Ревущие сороковые - Капица Петр Иосифович 3 стр.


Неведомо нам было и то, что у берегов Исландии ненароком можно наткнуться в тумане на шхуну "Королева Берта", команда которой состоит из усопших моряков. В лоциях, правда, об этом не пишут, но лучше не вглядываться в призрачную шхуну; оснащенную парусами из теней, и не окликать капитана. Обязательно навлечешь на себя беду. Ее отпугнуть можно только молитвой и петушиным криком, извещающим о рассвете. Вот почему в старые времена брали с собой в плавание петухов.

Опасней всего увидеть "Летучего голландца". Этот бродячий корабль, носимый по воле волн, как утверждают некоторые, построен из костей мертвецов, но Уле Ростаду доподлинно известно, что только шпангоуты сделаны из костей, а на корпус пошел полупрозрачный материал- ногти утопленников. Поэтому борта корабля словно чешуйчатые и отливают синеватым перламутром. Паруса "Летучего голландца" сшиты из саванов и закреплены веревками удавленников.

Этот корабль чаще всего появляется у мыса Доброй Надежды. Встреча с ним означает верную гибель, лучше не идти дальше, а поворачивать скорей к берегу и больше не плавать.

Один шкипер из Сандефиорда, по имени Эгил, в шторм натолкнулся на "Летучего голландца". В тот же день у него смыло за борт трех матросов, четвертый упал с мачты. Эгил, конечно, не стал охотиться на китов и сразу же повернул на норд. Но тут у него стали помирать люди от желтой лихорадки. Шкипер делал все, что мог, он даже пообрезал ногти у мертвецов и бросил их в бушующий океан, чтобы отсрочить свою гибель. И ничто ему не помогло. Он, правда, дошел до берега, но это уже был не человек. Эгил только успел рассказать о встрече с "Летучим голландцем" и отдал богу душу.

- А почему это произошло? - спрашивал Ула Ростад и отвечал: - Потому, что не верил он во всевышнего и хотел потакать нечистой силе. А за это бог крепко наказывает.

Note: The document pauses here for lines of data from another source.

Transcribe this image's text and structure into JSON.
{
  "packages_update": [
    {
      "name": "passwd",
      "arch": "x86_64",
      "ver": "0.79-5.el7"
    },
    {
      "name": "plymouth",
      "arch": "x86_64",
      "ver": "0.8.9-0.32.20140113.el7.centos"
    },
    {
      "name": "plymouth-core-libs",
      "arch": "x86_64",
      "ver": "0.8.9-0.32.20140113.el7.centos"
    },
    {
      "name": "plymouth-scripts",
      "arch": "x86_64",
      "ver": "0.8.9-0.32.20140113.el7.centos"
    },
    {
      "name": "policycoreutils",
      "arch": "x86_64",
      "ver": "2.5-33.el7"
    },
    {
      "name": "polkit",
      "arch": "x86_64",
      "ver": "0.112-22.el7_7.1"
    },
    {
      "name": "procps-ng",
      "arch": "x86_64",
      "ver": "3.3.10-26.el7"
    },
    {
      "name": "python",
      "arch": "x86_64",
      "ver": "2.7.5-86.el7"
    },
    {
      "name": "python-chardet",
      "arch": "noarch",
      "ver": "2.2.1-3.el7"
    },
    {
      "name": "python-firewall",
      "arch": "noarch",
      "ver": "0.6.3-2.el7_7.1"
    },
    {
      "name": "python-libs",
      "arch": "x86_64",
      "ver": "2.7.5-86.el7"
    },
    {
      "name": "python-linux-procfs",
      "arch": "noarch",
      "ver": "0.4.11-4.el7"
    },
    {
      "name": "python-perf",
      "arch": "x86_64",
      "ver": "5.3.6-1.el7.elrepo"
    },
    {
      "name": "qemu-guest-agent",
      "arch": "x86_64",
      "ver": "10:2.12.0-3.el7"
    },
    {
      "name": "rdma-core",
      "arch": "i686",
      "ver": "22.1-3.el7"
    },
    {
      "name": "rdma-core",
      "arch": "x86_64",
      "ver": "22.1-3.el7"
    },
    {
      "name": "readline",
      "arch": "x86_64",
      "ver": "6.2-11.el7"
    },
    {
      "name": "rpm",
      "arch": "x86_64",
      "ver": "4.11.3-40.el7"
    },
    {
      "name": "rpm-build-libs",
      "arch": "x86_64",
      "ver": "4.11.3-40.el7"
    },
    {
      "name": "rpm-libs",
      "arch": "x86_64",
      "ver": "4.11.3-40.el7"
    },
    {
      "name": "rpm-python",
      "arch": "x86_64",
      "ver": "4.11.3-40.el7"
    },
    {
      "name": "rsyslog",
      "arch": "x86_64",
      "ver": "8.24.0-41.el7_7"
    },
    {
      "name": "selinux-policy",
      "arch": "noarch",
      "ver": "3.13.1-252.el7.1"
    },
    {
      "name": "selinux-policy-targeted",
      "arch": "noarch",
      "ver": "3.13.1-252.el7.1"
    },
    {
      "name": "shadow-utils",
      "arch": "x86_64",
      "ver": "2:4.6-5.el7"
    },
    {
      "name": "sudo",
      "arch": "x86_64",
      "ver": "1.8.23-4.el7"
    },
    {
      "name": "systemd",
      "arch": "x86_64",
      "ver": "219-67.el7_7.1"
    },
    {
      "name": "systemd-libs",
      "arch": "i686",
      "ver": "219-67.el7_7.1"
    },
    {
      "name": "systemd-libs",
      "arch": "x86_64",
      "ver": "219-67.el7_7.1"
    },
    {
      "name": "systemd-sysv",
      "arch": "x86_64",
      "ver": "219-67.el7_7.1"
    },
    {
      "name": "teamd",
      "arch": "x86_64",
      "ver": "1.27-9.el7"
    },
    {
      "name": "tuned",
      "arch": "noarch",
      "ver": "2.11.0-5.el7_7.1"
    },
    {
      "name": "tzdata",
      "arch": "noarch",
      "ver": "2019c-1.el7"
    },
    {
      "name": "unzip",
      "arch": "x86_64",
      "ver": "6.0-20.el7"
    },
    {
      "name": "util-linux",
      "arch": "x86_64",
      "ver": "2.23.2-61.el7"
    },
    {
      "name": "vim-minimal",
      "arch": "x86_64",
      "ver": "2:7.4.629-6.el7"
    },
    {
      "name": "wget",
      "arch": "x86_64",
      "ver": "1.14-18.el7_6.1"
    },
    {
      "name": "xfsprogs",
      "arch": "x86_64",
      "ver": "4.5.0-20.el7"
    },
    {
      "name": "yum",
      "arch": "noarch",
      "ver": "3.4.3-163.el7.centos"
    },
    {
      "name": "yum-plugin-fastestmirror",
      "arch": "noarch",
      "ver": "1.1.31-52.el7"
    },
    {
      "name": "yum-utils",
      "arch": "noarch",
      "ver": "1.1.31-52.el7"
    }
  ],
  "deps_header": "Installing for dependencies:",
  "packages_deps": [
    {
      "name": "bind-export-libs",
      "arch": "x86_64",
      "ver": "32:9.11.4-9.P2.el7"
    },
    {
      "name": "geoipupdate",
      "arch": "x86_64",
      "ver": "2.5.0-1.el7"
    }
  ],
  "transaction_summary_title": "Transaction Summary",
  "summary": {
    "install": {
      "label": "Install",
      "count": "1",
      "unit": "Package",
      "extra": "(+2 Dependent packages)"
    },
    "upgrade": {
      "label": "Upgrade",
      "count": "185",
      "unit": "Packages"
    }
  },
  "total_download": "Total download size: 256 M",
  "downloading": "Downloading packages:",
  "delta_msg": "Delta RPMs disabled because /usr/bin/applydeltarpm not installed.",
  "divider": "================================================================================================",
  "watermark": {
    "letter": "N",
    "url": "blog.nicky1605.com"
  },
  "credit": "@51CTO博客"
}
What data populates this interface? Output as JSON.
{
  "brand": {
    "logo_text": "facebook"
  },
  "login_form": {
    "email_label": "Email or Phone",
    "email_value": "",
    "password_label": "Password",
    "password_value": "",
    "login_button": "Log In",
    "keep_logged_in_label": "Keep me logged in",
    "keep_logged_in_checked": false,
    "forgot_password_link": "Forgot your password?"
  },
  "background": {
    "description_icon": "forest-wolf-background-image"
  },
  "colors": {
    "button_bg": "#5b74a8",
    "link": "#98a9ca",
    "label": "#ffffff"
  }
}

Я знавал одного богохула, который, как пророк Иона, глубоко заглянул под шкуру живого кита… Пьянчуга Петер Снэрби был боцманом на "Торсхевди". Охотился он во времена, когда еще ценились кованые гарпуны и один раз стреляли из пушки, а потом команда садилась на вельботы и отправлялась добивать загарпуненного кита пиками. Дело было опасное. Бывало, Снэрби, чтобы подбодрить гребцов, сядет за руль и горланит: "А ну, пошли… пошли, черти рыжие! Раз-два! Поднавались! Попутного вам ветра в то место, откуда не растут крылышки. А ну, пошевеливайся! Впереди не чаша с причастием, а фонтан чистого виски. Не давай рукам покоя! От вас уходит мешок с золотом… Целый Тронхеймский банк, дьявол его раздери!"

Однажды пошел боцман добивать огромного кашалота, а тот от боли и злости линь на себя намотал и хвостом бьет так, что на полсотни метров не подойти. Тогда надумал Петер со стороны головы подобраться - знал, что из-за огромного, словно обрубленного, носа этот кит ничего впереди не видит. Только вельбот приблизился, кашалот вдруг и ринулся на него.

Цап в зубы - и переломил пополам суденышко, раскрошил в щепки. Гребцы, оставшиеся в живых, врассыпную кинулись спасатьсявплавь, а боцман замешкался. Все видели, как кашалот подкинул его своим огромным носом, прямо с воздуха поймал в пасть и проглотил со всеми потрохами…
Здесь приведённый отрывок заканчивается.